Tanjungpinang, suarakepri.com — Penanganan dugaan kerusakan hutan mangrove di kawasan Dompak kembali menuai sorotan dari kalangan organisasi kepemudaan dan mahasiswa di Kota Tanjungpinang. Mereka mempertanyakan keseriusan aparat penegak hukum dan instansi terkait dalam menindaklanjuti dugaan perusakan lingkungan tersebut.
Sorotan itu muncul menyusul pemberitaan yang di up oleh media lokal TribunBatam yang menyebutkan bahwa pihak kepolisian masih menunggu hasil Rapat Dengar Pendapat (RDP) bersama DPRD sebelum melakukan langkah penyelidikan lebih lanjut terkait dugaan kerusakan mangrove di kawasan Dompak.
Ketua Komite Nasional Pemuda Indonesia Kota Tanjungpinang, Dimas Prayoga, menilai langkah aparat terkesan lamban, padahal sebelumnya pihak kepolisian bersama instansi terkait telah turun langsung meninjau lokasi.
“Kalau memang sebelumnya sudah dilakukan peninjauan lapangan dan ditemukan aktivitas yang diduga merusak kawasan mangrove, seharusnya ada langkah awal yang jelas, termasuk pengamanan lokasi. Kondisi ini tentu menimbulkan pertanyaan di tengah masyarakat,” ujar Dimas.
Menurutnya, persoalan lingkungan hidup tidak seharusnya menunggu proses administratif atau forum pembahasan semata, karena kerusakan ekosistem mangrove dapat berdampak jangka panjang bagi wilayah pesisir.
Senada dengan itu, Ketua Himpunan Mahasiswa Persatuan Islam (HIMA PERSIS) Tanjungpinang-Bintan, Muhammad Zhein Noor Ramadhan, meminta aparat penegak hukum bersikap tegas dan transparan dalam menangani kasus tersebut.
“Jangan sampai muncul persepsi di masyarakat bahwa ada pembiaran terhadap dugaan kerusakan lingkungan ini. Ketika penanganannya terkesan lamban, maka kepercayaan publik terhadap penegakan hukum ikut dipertaruhkan,” kata Zhein.
Ia juga menyoroti belum adanya langkah konkret dari Dinas Lingkungan Hidup Kota Tanjungpinang maupun Dinas Lingkungan Hidup dan Kehutanan Provinsi Kepulauan Riau pasca peninjauan lapangan yang dilakukan sebelumnya.
“Kami meminta seluruh pihak bersikap terbuka kepada publik. Jika memang ditemukan pelanggaran, proses sesuai ketentuan hukum yang berlaku dan sampaikan secara transparan kepada masyarakat,” lanjutnya.
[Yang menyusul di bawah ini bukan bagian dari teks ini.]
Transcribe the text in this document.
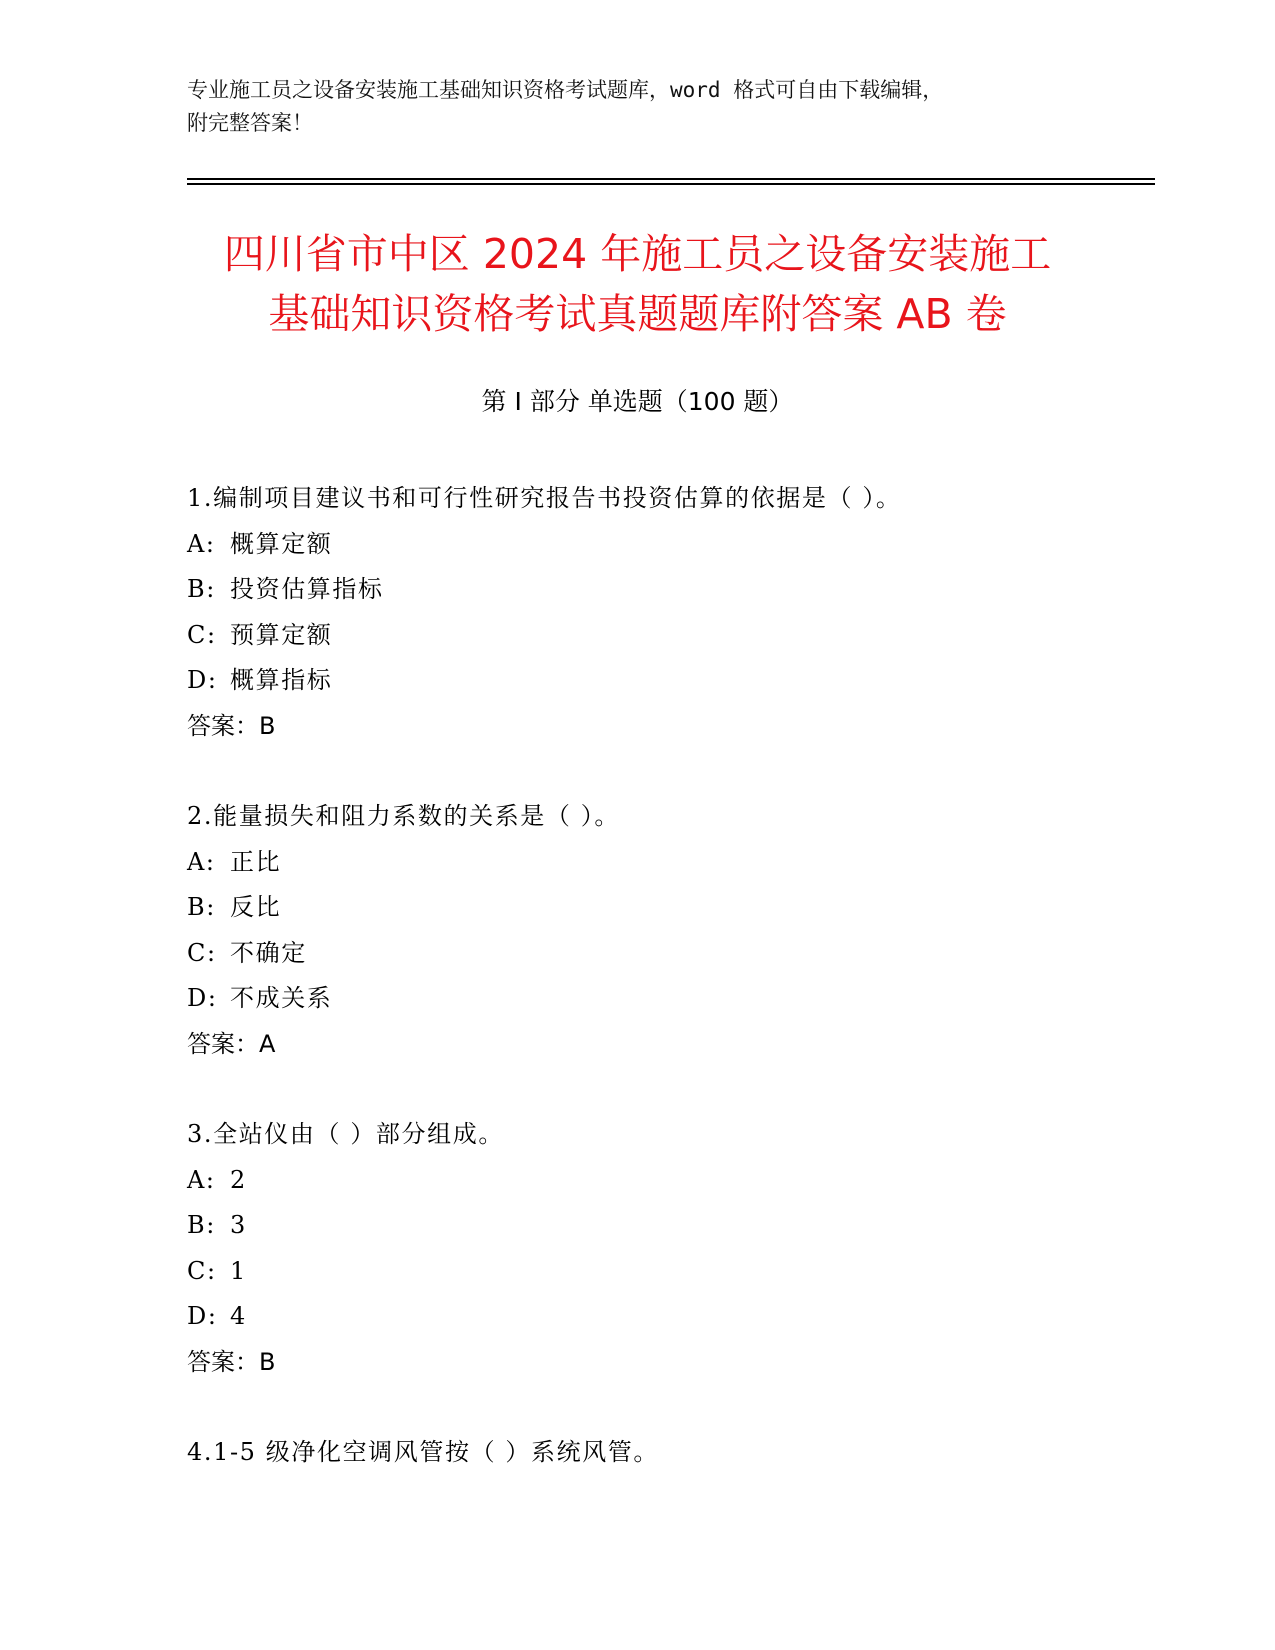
专业施工员之设备安装施工基础知识资格考试题库，word 格式可自由下载编辑，
附完整答案！
四川省市中区 2024 年施工员之设备安装施工
基础知识资格考试真题题库附答案 AB 卷
第 I 部分 单选题（100 题）
1.编制项目建议书和可行性研究报告书投资估算的依据是（ ）。
A: 概算定额
B: 投资估算指标
C: 预算定额
D: 概算指标
答案：B
2.能量损失和阻力系数的关系是（ ）。
A: 正比
B: 反比
C: 不确定
D: 不成关系
答案：A
3.全站仪由（ ）部分组成。
A: 2
B: 3
C: 1
D: 4
答案：B
4.1-5 级净化空调风管按（ ）系统风管。
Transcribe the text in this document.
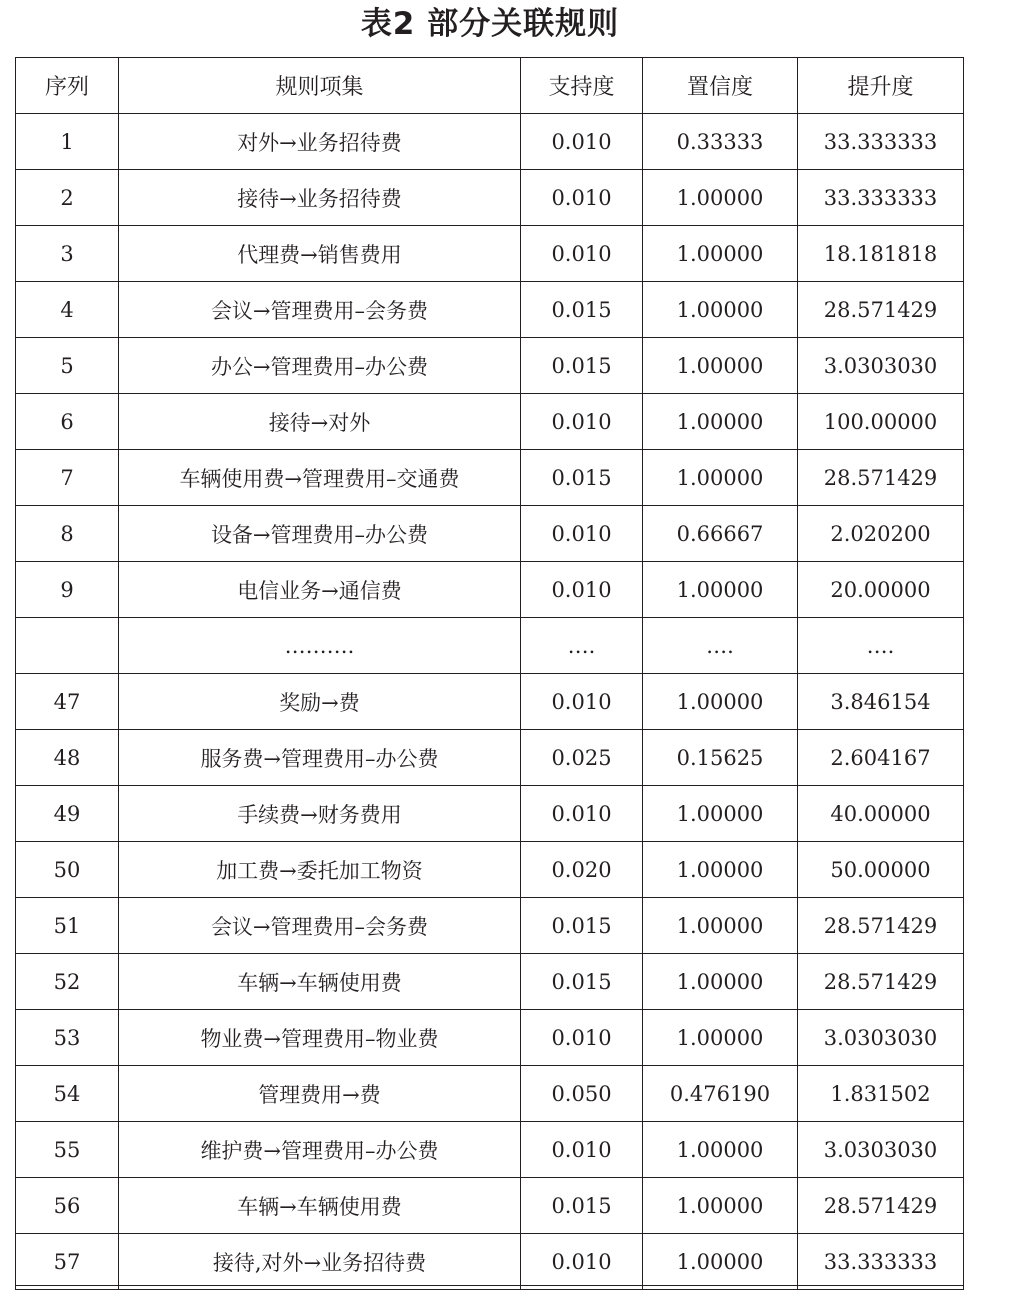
表2 部分关联规则
序列	规则项集	支持度	置信度	提升度
1	对外→业务招待费	0.010	0.33333	33.333333
2	接待→业务招待费	0.010	1.00000	33.333333
3	代理费→销售费用	0.010	1.00000	18.181818
4	会议→管理费用–会务费	0.015	1.00000	28.571429
5	办公→管理费用–办公费	0.015	1.00000	3.0303030
6	接待→对外	0.010	1.00000	100.00000
7	车辆使用费→管理费用–交通费	0.015	1.00000	28.571429
8	设备→管理费用–办公费	0.010	0.66667	2.020200
9	电信业务→通信费	0.010	1.00000	20.00000
	……….	….	….	….
47	奖励→费	0.010	1.00000	3.846154
48	服务费→管理费用–办公费	0.025	0.15625	2.604167
49	手续费→财务费用	0.010	1.00000	40.00000
50	加工费→委托加工物资	0.020	1.00000	50.00000
51	会议→管理费用–会务费	0.015	1.00000	28.571429
52	车辆→车辆使用费	0.015	1.00000	28.571429
53	物业费→管理费用–物业费	0.010	1.00000	3.0303030
54	管理费用→费	0.050	0.476190	1.831502
55	维护费→管理费用–办公费	0.010	1.00000	3.0303030
56	车辆→车辆使用费	0.015	1.00000	28.571429
57	接待,对外→业务招待费	0.010	1.00000	33.333333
Sementara itu, Ketua Gerakan Mahasiswa Nasional Indonesia (GMNI), Gabriel Renaldi Hutauruk, menegaskan bahwa kawasan mangrove memiliki fungsi ekologis penting bagi wilayah pesisir di Tanjungpinang.
“Mangrove bukan sekadar kawasan biasa, tetapi benteng ekologis yang melindungi pesisir dari abrasi dan kerusakan lingkungan lainnya. Karena itu, persoalan ini harus ditangani secara serius,” tegas Gabriel.
KNPI, HIMA PERSIS, dan GMNI menyatakan akan terus mengawal perkembangan kasus tersebut. Mereka mendesak aparat penegak hukum segera mengambil langkah konkret, termasuk melakukan penyelidikan secara terbuka dan mengungkap pihak-pihak yang bertanggung jawab apabila ditemukan adanya pelanggaran hukum dalam dugaan kerusakan kawasan mangrove di Dompak.